Étudier les jeux vidéo: qu’est-ce que ça veut dire?
Ça cause toujours une réaction un peu étrange lorsque je dis que j’étudie les jeux vidéo. Les gens ont souvent une idée préconçue du travail des autres et il est souvent difficile d’avoir une idée préconçue pour le mien. Quand j’étudiais plutôt le cinéma, il arrivait que mes amis veuillent discuter d’un film qu’ils jugeaient ne pas avoir compris. L’équivalent est rare en jeu vidéo, quoique plusieurs pensent que je suis certainement meilleur qu’eux à StarCraft parce que c’est le jeu auquel j’ai consacré ma maîtrise.
Je me suis dit tout de même que c’est peut-être important de vous expliquer un peu ce que je fais au quotidien. J’entends souvent des gens être tentés de faire une maîtrise et qui me font part de leur hésitation. Rien de mieux qu’une explication de ce que ça peut représenter.
Le jeu vidéo comme objet culturel
Je suis inscrit dans un programme en études cinématographiques. C’est une science humaine, c’est-à-dire que ce que j’étudie est un objet culturel construit par des humains et utilisé par des humains et que ce qui m’intéresse dans l’objet, c’est la manière dont il fait partie de la vie de plusieurs personnes, comment il peut (ou a pu) les affecter.
StarCraft est un jeu de stratégie en temps réel assez emblématique: il est l’un des premiers jeux vidéo à avoir été joué professionnellement, c’est-à-dire que des joueurs sont commandités pour faire partie de ligues et de tournois compétitifs pour lesquels ils gagnent des prix substantiels. Sorti en 1998, il était encore en 2008 joué professionnellement (et l’est toujours, même si à une moindre échelle que StarCraft II). Je m’y suis intéressé pour cet aspect compétitif, stratégique, et pour la rapidité de jeu qu’il entraîne. Je voulais creuser le jeu pour comprendre comment fonctionne la stratégie et, surtout, qu’est-ce que l’idée de jouer en temps réel permet comme possibilités stratégiques. Pour reprendre une formule de mon mémoire que je paraphrasais d’un chercheur en études cinématographiques: je voulais « comprendre comment le jeu est compris ».
Les sciences humaines
Les sciences humaines ont toujours l’air « faciles » de l’extérieur en comparaison aux sciences de la nature — on l’entend malheureusement assez souvent lorsqu’on choisit son programme au Cégep. C’est que comprendre le résultat d’une discipline est relativement simple. Par exemple, connaître la Guerre 14-18 et ses causes n’est pas complexe, à la limite, c’est du par cœur. Mais il a fallu d’abord trouver la méthode qui nous a permis de comprendre que, parmi tous les phénomènes qui ont eu lieu dans les années précédant cette guerre, il y en a certains qui sont plus déterminants que d’autres. C’est là l’enjeu des sciences humaines.

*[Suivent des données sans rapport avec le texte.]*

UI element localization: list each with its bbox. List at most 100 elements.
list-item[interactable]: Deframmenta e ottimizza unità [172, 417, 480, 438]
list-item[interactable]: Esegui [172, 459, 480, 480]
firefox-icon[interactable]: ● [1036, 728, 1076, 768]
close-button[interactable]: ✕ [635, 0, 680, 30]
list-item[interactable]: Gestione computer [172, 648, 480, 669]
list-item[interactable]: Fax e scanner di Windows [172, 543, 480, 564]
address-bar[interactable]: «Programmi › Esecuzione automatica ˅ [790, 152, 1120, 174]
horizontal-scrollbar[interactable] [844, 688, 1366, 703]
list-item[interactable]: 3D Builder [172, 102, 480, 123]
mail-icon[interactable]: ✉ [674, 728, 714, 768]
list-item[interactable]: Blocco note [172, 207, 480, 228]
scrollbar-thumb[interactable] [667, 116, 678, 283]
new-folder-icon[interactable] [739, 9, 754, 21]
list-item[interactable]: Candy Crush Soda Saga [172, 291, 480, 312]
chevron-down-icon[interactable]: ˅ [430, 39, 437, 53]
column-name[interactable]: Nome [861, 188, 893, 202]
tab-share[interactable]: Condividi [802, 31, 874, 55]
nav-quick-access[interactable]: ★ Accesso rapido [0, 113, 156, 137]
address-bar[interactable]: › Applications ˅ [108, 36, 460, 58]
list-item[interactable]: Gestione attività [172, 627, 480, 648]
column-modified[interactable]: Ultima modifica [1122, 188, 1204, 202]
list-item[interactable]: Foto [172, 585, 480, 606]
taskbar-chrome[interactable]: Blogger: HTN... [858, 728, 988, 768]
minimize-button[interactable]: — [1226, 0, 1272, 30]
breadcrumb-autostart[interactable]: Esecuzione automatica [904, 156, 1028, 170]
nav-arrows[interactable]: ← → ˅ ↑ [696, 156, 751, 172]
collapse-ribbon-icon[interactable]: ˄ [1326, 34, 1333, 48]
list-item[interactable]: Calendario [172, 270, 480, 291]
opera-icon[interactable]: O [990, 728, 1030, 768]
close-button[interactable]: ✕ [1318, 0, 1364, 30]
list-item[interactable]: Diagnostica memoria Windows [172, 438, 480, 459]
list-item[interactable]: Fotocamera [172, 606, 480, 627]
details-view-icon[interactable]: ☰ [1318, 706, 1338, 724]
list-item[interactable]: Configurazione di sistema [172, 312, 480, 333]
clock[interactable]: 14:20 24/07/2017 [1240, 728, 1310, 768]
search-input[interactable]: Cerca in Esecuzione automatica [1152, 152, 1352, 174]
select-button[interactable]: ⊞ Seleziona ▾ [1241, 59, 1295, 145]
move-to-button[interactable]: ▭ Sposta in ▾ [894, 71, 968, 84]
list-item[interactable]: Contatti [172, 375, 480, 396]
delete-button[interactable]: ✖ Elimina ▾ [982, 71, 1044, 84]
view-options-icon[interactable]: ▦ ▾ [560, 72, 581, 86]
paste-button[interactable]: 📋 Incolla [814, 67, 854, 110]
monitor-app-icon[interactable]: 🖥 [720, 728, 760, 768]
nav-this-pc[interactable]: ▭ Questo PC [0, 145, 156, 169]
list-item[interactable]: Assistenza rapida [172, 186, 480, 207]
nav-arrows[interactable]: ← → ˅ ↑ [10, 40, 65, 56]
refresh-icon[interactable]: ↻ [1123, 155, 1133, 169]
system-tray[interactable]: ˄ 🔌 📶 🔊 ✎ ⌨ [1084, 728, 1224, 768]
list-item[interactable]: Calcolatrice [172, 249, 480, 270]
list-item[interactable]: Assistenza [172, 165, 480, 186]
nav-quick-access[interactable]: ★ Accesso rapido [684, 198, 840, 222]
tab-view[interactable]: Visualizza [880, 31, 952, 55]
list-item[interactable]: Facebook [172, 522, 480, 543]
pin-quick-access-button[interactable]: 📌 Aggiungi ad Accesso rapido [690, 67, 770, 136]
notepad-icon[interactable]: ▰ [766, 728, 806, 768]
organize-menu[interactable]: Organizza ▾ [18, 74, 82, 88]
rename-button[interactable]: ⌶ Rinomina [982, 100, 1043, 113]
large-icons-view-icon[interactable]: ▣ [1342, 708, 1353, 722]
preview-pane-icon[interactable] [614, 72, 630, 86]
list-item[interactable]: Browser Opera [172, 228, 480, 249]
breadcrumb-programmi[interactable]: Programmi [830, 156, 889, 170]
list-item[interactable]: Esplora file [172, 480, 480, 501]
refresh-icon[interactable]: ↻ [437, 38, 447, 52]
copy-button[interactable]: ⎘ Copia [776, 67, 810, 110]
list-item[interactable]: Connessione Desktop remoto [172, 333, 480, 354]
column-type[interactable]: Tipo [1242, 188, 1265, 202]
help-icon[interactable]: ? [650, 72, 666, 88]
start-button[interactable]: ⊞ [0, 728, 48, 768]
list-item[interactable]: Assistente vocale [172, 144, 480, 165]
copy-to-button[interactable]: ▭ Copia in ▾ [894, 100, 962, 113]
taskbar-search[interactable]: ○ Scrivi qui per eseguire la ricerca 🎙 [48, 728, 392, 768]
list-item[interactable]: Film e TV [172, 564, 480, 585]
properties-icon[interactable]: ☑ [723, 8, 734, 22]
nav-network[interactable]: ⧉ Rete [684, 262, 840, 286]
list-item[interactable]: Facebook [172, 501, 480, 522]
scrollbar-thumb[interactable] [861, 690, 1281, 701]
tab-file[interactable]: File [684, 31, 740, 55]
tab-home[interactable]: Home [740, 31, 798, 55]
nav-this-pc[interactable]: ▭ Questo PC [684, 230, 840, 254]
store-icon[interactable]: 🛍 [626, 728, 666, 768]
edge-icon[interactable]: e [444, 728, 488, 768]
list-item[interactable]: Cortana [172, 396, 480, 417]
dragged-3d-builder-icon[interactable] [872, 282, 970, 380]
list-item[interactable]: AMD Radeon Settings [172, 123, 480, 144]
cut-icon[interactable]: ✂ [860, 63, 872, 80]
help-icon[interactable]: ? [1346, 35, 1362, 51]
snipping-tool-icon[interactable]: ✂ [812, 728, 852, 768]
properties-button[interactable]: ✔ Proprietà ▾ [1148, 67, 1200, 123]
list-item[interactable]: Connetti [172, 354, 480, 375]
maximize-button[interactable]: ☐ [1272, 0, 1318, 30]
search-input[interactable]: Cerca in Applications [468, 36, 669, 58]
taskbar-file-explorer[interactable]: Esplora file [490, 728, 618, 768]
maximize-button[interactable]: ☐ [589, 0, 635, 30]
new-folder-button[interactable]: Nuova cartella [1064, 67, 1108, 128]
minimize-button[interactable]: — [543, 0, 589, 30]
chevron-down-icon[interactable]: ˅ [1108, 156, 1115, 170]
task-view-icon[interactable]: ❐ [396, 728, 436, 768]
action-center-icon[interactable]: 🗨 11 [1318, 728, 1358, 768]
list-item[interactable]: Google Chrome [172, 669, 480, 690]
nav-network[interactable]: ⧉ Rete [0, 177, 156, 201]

À cette échelle, un mémoire de maîtrise, c’est le début d’un travail de chercheur. C’est un texte qui expose une problématique, c’est-à-dire un enjeu dans la discipline, une ambiguïté, un nœud qui mériterait qu’on essaie de le dénouer. Cibler la problématique est sans doute déjà très difficile et pertinent. Dans le cas de mon mémoire, c’était l’idée de mieux comprendre comment la notion de « jeu de stratégie en temps réel », qui semble a priori un oxymore (plus d’action voudrait dire moins de stratégie), fonctionne du point de vue cognitif. J’ai cherché à mieux comprendre comment, dans un jeu où on joue très rapidement, les questions de stratégie peuvent être au cœur de l’expérience davantage que les questions de vitesse d’exécution. Je devais démontrer, au fond, que la stratégie n’est pas que « choisir le bon plan d’action pour gagner », mais que c’était un processus cognitif qui était à l’œuvre tout au long d’une partie de StarCraft.
Une fois que c’est écrit, on peut plus facilement le lire et le comprendre. Mais il faut que quelqu’un fasse le travail de le démontrer en premier lieu. Et c’est ce travail, parfois sous-estimé, qui me passionne dans la recherche universitaire! Je réalise pourtant qu’à travers ce texte, je n’ai pas encore tout à fait parler de ce que, quoditiennement, je fais… ça m’en laissera plus pour le prochain!